Beatrice Beck Schimmer: An efficient digital infrastructure. Up to now, every hospital has had its own IT system. Patient data is not compatible with other systems and can’t be exchanged between hospitals or research facilities. But we’re changing that: between now and 2025, The LOOP Zurich research center is setting up a biomedical IT platform that centralizes huge volumes of research data and patient data. Provided individual patients give their consent, data will be homogenized at four university hospitals in Zurich and stored on the IT platform so that all the participating institutions can access it using a search system and can use it for research. Through this platform, Zurich could become a national model for data-driven medicine.

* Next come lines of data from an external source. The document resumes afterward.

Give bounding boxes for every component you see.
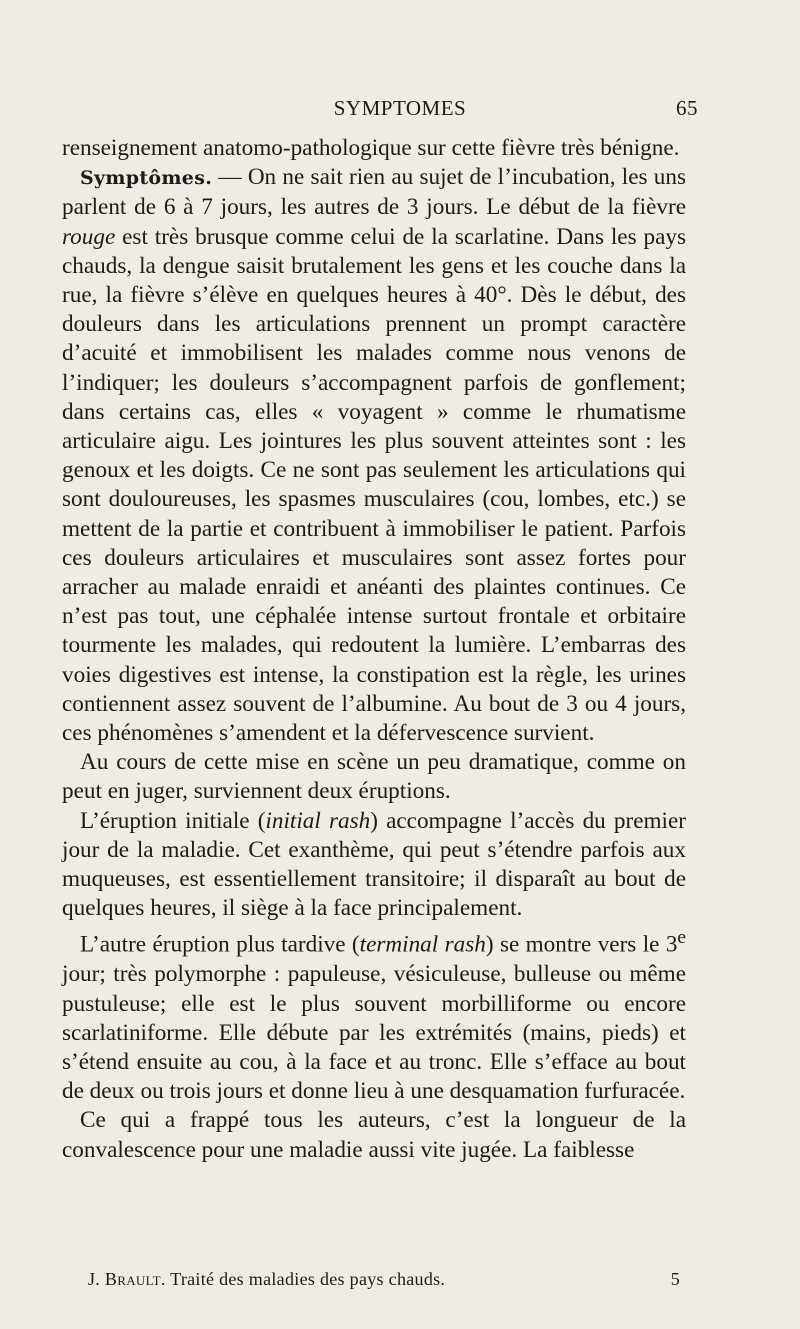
paragraph-text: est très brusque comme celui de la scarlatine. Dans les pays chauds, la dengue saisit brutalement les gens et les couche dans la rue, la fièvre s’élève en quelques heures à 40°. Dès le début, des douleurs dans les articulations prennent un prompt caractère d’acuité et immobilisent les malades comme nous venons de l’indiquer; les douleurs s’accompagnent parfois de gonflement; dans certains cas, elles « voyagent » comme le rhumatisme articulaire aigu. Les jointures les plus souvent atteintes sont : les genoux et les doigts. Ce ne sont pas seulement les articulations qui sont douloureuses, les spasmes musculaires (cou, lombes, etc.) se mettent de la partie et contribuent à immobiliser le patient. Parfois ces douleurs articulaires et musculaires sont assez fortes pour arracher au malade enraidi et anéanti des plaintes continues. Ce n’est pas tout, une céphalée intense surtout frontale et orbitaire tourmente les malades, qui redoutent la lumière. L’embarras des voies digestives est intense, la constipation est la règle, les urines contiennent assez souvent de l’albumine. Au bout de 3 ou 4 jours, ces phénomènes s’amendent et la défervescence survient. — [62, 223, 686, 747]
paragraph-text: L’autre éruption plus tardive ( — [80, 932, 360, 959]
ordinal-suffix: e — [677, 927, 687, 949]
footer-title: Traité des maladies des pays chauds. — [170, 1269, 446, 1289]
paragraph — [62, 807, 686, 924]
paragraph-text: ) accompagne l’accès du premier jour de la maladie. Cet exanthème, qui peut s’étendre parfois aux muqueuses, est essentiellement transitoire; il disparaît au bout de quelques heures, il siège à la face principalement. — [62, 807, 686, 922]
paragraph-text: renseignement anatomo-pathologique sur cette fièvre très bénigne. — [62, 135, 680, 161]
paragraph-text: Au cours de cette mise en scène un peu dramatique, comme on peut en juger, surviennent deux éruptions. — [62, 749, 686, 805]
paragraph — [62, 134, 686, 163]
paragraph-text: ) se montre vers le — [485, 932, 666, 959]
paragraph-text: Ce qui a frappé tous les auteurs, c’est la longueur de la convalescence pour une maladie aussi vite jugée. La faiblesse — [62, 1107, 686, 1163]
page-number: 65 — [676, 96, 698, 120]
paragraph-text: — On ne sait rien au sujet de l’incubation, les uns parlent de 6 à 7 jours, les autres de 3 jours. Le début de la fièvre — [62, 164, 686, 221]
footer-author: Brault. — [104, 1269, 166, 1289]
paragraph — [62, 748, 686, 806]
running-head: SYMPTOMES — [333, 96, 467, 120]
paragraph-text: jour; très polymorphe : papuleuse, vésiculeuse, bulleuse ou même pustuleuse; elle est le plus souvent morbilliforme ou encore scarlatiniforme. Elle débute par les extrémités (mains, pieds) et s’étend ensuite au cou, à la face et au tronc. Elle s’efface au bout de deux ou trois jours et donne lieu à une desquamation furfuracée. — [62, 961, 686, 1105]
section-heading: Symptômes. — [80, 167, 213, 190]
footer-initial: J. — [88, 1269, 101, 1289]
paragraph — [62, 1106, 686, 1164]
body-text — [62, 134, 686, 1165]
ordinal-number: 3 — [665, 932, 678, 959]
italic-term: rouge — [62, 223, 116, 250]
signature-mark: 5 — [670, 1269, 680, 1289]
paragraph — [62, 923, 686, 1106]
italic-term: terminal rash — [359, 932, 486, 959]
italic-term: initial rash — [265, 807, 371, 834]
page-header — [0, 96, 800, 124]
paragraph — [62, 163, 686, 748]
paragraph-text: L’éruption initiale ( — [80, 807, 266, 834]
page-footer — [88, 1269, 688, 1290]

So far, we’ve only talked about funding of research priorities and networks. But the University’s research funding also includes career and personal development. What is UZH doing in this area to deploy the funds as sustainably as possible?

Elisabeth Stark: At UZH, we want to attract and retain the brightest minds. This is why we generally award assistant professorships with a tenure track – that is, with the prospect of long-term employment. Many assistant professorships are created in conjunction with interdisciplinary research priorities.

We also want to offer junior researchers more diverse career paths than before and give them enough time to gain scientific qualifications. As part of the NextGeneration@UZH program, in 2022 we therefore made the employment conditions for teaching and research assistants and PhD candidates more transparent and standardized them across the university. A key part of this concerns protected time, in which junior researchers can focus on their own research projects. We have also created a new type of role – the lecturer – for postdoctoral researchers who are keen to stay in academia but aren’t necessarily aiming for a professorship. Lecturer positions are well resourced, permanent and independent and allow young researchers to carry out academic activity – with a focus on teaching or research – long term. This new type of role is an attractive alternative career option for young researchers, and for the departments and institutes it’s an opportunity to build up valuable knowledge and expertise in the long term and to retain highly-qualified people at UZH.